The study of hysteresis loop characteristics testing methods for core materials in extreme low-temperature environments is critical for advanced fields such as superconducting power equipment and deep-space exploration systems. In liquid nitrogen (-196°C) or even liquid helium temperature ranges (-269°C), the magnetic domain motion mechanisms and domain wall pinning effects of core materials undergo significant changes due to reduced lattice vibrations, leading to hysteresis losses that differ by orders of magnitude compared to room-temperature conditions. Conventional hysteresis loop testing setups face challenges in extreme low-temperature applications due to incompatibility with cryogenic vacuum chambers and thermal contraction interference. This necessitates redesigning the thermo-mechanical-magnetic coupling framework of the testing system to ensure synergistic stability among magnetic field excitation coils, flux detection probes, and the sample temperature zone.
The core design of the testing system revolves around low-temperature environment simulation and high-precision magnetic field control. A double-layered vacuum-insulated Dewar structure is employed, integrating niobium-titanium superconducting magnets to generate adjustable uniform magnetic fields (0–5 T) and achieving continuous temperature regulation (1.5 K–300 K) via G-M cryocoolers. To prevent deformation of flux detection coils caused by cryogenic contraction, sensors are encapsulated in zero-thermal-expansion composite materials (e.g., Invar alloys) and mechanically levitated at nanometer-level spacing from the sample surface. For diverse core materials like ferrites and amorphous nanocrystalline alloys, customized shaped yokes are required to suppress edge flux leakage, ensuring magnetic field uniformity errors below 0.3% within the test region.

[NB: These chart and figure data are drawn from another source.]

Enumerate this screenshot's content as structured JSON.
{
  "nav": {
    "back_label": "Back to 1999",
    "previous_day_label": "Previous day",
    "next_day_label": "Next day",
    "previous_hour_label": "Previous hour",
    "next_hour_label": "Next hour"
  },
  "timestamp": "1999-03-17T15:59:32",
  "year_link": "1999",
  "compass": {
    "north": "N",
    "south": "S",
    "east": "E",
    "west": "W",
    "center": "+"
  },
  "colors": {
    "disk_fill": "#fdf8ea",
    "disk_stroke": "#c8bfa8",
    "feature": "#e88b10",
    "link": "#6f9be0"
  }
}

Synchronized control of temperature and magnetic fields is pivotal for measurement accuracy. During cooling, PID algorithms dynamically adjust refrigeration power and magnet currents to limit sample temperature fluctuations to ±0.1 K. For instance, when testing Fe-Co-based amorphous alloys, a rapid temperature drop from 300 K to 4.2 K triggers a sudden shift in magnetostriction coefficients to the order of 10^-6, necessitating real-time correction of magnetic field orientation and pre-stress in sample clamping mechanisms to avoid measurement distortions from magneto-elastic coupling effects. Additionally, pulsed heating technology enables rapid local temperature calibration within millisecond windows, effectively isolating thermal relaxation impacts on magnetization curves.
Data acquisition must address weak signal extraction in extreme low temperatures. Flux detection employs SQUID (Superconducting Quantum Interference Device) arrays with sensitivities up to 10^-15 T/√Hz, combined with lock-in amplifiers to enhance signal-to-noise ratios above 80 dB. To counter eddy current delays at low temperatures, multi-frequency harmonic excitation and adaptive filtering algorithms are developed: stepwise frequency-modulated magnetic fields (10 Hz–1 kHz) are applied, and FFT decomposition extracts complex permeability at each frequency, while Cole-Cole models reconstruct dynamic loss components of hysteresis loops across wide temperature ranges. Experiments demonstrate that this approach reduces measurement uncertainty for hysteresis losses from 12% (conventional methods) to 3.5% at 4.2 K.
Engineering applications still require solutions to interfacial effects and multi-physical field interference. For example, in superconducting transformer core testing, contact thermal resistance between superconducting windings and cores induces temperature gradients, causing localized domain reversal lag. To address this, distributed refrigeration systems using pulse tube cold heads are developed, combined with infrared thermography to map micro-regional temperature differences as small as 0.01 K. Recent studies integrate in-situ scanning tunneling microscopy (STM) and magneto-optical Kerr effect (MOKE) techniques, achieving nanoscale spatially resolved measurements of single-domain hysteresis behavior at 4 K. This breakthrough provides atomic-scale experimental validation for intrinsic magnetic properties of core materials in extreme environments.